Ia adalah sosok tinggi, berwajah menawan dengan perangai yang tak rupawan. Suaranya lantang, membangunkan pagi yang masih mengantuk. Ia pengganggu kelelawar yang hendak begadang di malam hari, ia sahabat para pemeluk lingkaran jalanan. Seringkali menghabiskan waktunya di emperan toko perempatan jalan di dekat kampung. Botol minuman terlarang dengan asap nikotin menjadi temannya berdebat sepanjang malam. Ia, pemuda yang mempunyai cekungan hitam di bawah kantung matanya, sering bergurau dengan mimpi-mimpi sepanjang kehidupan. Ia pemeluk wajah-wajah layu yang mengobralkan suara sumbang di pinggir-pinggir perkotaan. Ia, kau boleh memanggilnya, Dedi. Pemuda yang memeluk usia dua puluh lima, sedang menenggak es tehnya di angkringan. Duduk dengan mengangkat satu kakinya ke atas bangku panjang.
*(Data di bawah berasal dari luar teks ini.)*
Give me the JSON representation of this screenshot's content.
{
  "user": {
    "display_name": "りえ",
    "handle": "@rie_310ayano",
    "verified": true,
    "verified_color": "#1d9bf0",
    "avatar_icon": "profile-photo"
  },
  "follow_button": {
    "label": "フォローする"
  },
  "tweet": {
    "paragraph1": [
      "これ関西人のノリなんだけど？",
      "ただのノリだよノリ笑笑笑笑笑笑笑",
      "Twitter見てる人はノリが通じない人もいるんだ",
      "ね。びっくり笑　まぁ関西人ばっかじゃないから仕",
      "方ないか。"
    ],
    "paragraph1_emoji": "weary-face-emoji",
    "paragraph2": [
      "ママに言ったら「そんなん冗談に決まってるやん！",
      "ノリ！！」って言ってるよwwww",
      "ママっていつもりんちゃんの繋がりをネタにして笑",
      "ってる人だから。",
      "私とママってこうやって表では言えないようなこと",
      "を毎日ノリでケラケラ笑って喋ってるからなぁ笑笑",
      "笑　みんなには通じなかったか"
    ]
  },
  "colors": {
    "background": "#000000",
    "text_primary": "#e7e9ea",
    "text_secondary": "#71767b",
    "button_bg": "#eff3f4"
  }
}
Petikan gitar bersenandung. Kawannya sedang menyumbangkan lagu berintonasi datar sebagai penghibur siang. Langit memuntahkan teriknya yang dasyat, peluh-peluh penimbun kertas bercucuran, pemiliknya memasungkan wajah tergesa-gesa, dengan aura garang yang tidak bisa diganggu.
“Kau punya mimpi menjadi penyanyi terkenal?”
“Tidak, aku hanya m...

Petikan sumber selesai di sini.